Back to my fear of flying and how I overcome it, the councillor suggested that I focus on what I am in control of. For example, I could play with the tray table in front of me, I could flip through a magazine. I ended up taking a hair clip and opening it and shutting it. My other strategy is to take a crossword magazine and focus on that.

It's the same with raising a baby. You cannot always be in control. They will get sick, restless and poo. But there are things you can be in control of! I can be in control of loving my baby when he has a colicky scream. I can be in control of spending time with him and smiling at him. I am in control of hugging him and wiping away his tears (and wiping his bottom, and the poo off of me!).

... and soon, our worlds will colide. I'm taking my baby on a plane!

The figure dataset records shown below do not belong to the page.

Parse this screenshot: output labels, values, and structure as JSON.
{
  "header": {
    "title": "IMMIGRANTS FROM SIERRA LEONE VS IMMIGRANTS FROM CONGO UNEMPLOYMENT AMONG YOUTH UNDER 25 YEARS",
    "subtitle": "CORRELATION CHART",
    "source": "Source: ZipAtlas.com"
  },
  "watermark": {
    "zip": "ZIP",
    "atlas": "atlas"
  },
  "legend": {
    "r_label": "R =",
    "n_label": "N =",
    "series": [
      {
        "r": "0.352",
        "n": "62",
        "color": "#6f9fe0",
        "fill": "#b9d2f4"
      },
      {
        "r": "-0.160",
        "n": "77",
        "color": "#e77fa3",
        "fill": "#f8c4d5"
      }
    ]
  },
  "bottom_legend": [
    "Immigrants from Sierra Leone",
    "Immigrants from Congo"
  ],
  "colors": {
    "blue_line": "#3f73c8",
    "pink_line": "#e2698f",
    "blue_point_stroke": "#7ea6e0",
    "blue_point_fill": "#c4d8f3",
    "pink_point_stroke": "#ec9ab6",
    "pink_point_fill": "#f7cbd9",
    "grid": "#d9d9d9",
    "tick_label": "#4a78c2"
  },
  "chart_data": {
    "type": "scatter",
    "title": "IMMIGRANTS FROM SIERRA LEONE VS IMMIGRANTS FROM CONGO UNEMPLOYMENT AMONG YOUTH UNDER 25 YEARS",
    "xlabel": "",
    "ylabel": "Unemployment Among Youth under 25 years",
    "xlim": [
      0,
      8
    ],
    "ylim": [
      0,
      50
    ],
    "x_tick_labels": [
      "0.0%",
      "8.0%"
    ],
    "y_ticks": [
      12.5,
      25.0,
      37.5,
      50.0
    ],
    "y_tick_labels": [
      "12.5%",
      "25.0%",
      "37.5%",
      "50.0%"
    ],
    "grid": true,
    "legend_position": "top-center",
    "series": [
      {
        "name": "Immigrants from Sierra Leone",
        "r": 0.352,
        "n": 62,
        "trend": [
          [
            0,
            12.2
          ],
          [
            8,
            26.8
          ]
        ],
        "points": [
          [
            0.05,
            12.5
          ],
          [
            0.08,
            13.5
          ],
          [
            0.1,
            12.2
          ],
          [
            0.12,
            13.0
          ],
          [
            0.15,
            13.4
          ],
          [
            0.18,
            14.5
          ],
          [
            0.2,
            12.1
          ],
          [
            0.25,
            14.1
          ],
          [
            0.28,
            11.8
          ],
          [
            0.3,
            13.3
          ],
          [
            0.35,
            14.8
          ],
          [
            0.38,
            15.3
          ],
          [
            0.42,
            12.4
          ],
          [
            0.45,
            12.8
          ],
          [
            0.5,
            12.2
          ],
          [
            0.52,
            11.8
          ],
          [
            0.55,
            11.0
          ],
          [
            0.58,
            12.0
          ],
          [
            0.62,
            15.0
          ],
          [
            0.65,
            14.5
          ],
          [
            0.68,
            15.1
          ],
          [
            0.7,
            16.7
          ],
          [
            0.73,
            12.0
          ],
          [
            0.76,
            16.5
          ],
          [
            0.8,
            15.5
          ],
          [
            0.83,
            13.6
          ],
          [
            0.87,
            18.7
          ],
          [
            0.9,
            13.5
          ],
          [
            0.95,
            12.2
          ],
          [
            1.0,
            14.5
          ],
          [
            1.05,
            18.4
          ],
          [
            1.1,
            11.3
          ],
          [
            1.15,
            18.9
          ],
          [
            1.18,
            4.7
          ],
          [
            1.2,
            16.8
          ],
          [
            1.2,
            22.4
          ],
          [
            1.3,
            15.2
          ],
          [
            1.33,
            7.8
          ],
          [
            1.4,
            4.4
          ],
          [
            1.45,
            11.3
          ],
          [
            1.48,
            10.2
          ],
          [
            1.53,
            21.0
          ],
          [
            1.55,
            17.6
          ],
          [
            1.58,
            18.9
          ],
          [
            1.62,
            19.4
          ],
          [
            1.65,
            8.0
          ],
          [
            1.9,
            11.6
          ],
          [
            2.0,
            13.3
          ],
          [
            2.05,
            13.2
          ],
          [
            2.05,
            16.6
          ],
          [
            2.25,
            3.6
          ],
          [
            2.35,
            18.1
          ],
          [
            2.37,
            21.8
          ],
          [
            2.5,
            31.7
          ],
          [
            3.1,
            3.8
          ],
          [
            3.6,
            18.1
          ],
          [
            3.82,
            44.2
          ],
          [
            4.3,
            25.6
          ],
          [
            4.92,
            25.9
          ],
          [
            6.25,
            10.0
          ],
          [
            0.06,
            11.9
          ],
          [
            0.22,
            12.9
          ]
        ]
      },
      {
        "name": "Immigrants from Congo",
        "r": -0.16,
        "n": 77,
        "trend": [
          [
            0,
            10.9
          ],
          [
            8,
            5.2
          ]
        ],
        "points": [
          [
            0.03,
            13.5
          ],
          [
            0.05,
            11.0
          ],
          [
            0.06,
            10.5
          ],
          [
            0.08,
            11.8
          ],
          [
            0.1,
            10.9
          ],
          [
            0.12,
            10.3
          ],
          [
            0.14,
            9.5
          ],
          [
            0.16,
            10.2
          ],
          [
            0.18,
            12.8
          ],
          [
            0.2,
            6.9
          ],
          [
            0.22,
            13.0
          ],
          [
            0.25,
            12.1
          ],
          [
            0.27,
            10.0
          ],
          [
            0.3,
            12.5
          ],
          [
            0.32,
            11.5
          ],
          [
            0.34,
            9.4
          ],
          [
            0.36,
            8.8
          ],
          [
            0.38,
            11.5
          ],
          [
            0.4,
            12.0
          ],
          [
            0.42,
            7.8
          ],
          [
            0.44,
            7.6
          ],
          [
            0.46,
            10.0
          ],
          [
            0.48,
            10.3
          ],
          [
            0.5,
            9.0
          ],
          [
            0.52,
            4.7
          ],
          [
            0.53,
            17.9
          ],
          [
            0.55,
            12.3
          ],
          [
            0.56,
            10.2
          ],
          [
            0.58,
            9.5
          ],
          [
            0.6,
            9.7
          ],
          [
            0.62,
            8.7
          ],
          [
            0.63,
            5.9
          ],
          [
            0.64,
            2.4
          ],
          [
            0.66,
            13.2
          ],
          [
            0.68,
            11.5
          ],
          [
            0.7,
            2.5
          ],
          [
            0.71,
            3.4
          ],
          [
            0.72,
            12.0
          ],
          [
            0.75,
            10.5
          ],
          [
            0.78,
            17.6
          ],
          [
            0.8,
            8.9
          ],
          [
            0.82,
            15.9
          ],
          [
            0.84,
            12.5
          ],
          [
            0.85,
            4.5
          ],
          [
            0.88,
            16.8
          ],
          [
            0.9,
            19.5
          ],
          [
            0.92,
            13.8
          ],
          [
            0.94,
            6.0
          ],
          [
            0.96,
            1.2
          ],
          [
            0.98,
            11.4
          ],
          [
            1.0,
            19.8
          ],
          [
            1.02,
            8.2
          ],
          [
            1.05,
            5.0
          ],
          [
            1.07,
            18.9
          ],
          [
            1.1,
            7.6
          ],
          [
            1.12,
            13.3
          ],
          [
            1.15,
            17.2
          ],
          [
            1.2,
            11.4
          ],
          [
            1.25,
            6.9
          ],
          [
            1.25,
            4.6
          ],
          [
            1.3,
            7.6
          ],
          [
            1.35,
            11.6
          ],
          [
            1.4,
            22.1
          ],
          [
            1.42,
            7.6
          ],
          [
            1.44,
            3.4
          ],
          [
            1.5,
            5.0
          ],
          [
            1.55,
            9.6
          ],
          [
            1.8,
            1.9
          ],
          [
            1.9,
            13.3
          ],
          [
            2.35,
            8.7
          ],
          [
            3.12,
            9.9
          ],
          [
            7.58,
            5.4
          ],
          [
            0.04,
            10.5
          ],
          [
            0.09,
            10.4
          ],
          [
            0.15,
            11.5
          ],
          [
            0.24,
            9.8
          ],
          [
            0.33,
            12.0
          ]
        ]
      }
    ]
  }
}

And now for a bit of fun... My playlist of flying music:

QF ADL-MEL 1998
Dario G - Sunchyme
QF COO-SYD-ADL 2000
Everclear - Wonderful
Tom Petty & The heartbreakers - Learning to fly
Lo-Tel - Teenager of the Year
GA MEL-DPS 2002
Sophie Ellis Bexter - Murder on the Dance floor
GA MEL-DPS 2007
Rhianna - Umbrella
QF DAR-ADL 2009
Live your life - T. I.
Let it Rock - Kevin Rudolf
Womanizer - Britney Spears
GA MEL-CGK 2009
Anggun - My man (for some reason this one is in French!)
Project Pop - Bukan Superstar
JQ MEL-AKL 2011
I'm coming home - Diddy Dirty Money feat. Skylar Grey
SQ MEL-SIN 2011
Sempurna - Nicholas Teo
JQ ADL-MEL 2011
Jetlag - Simple plan

You may think some of these songs are corny, but each one reminds me of flying and how I felt about going home or going to my destination.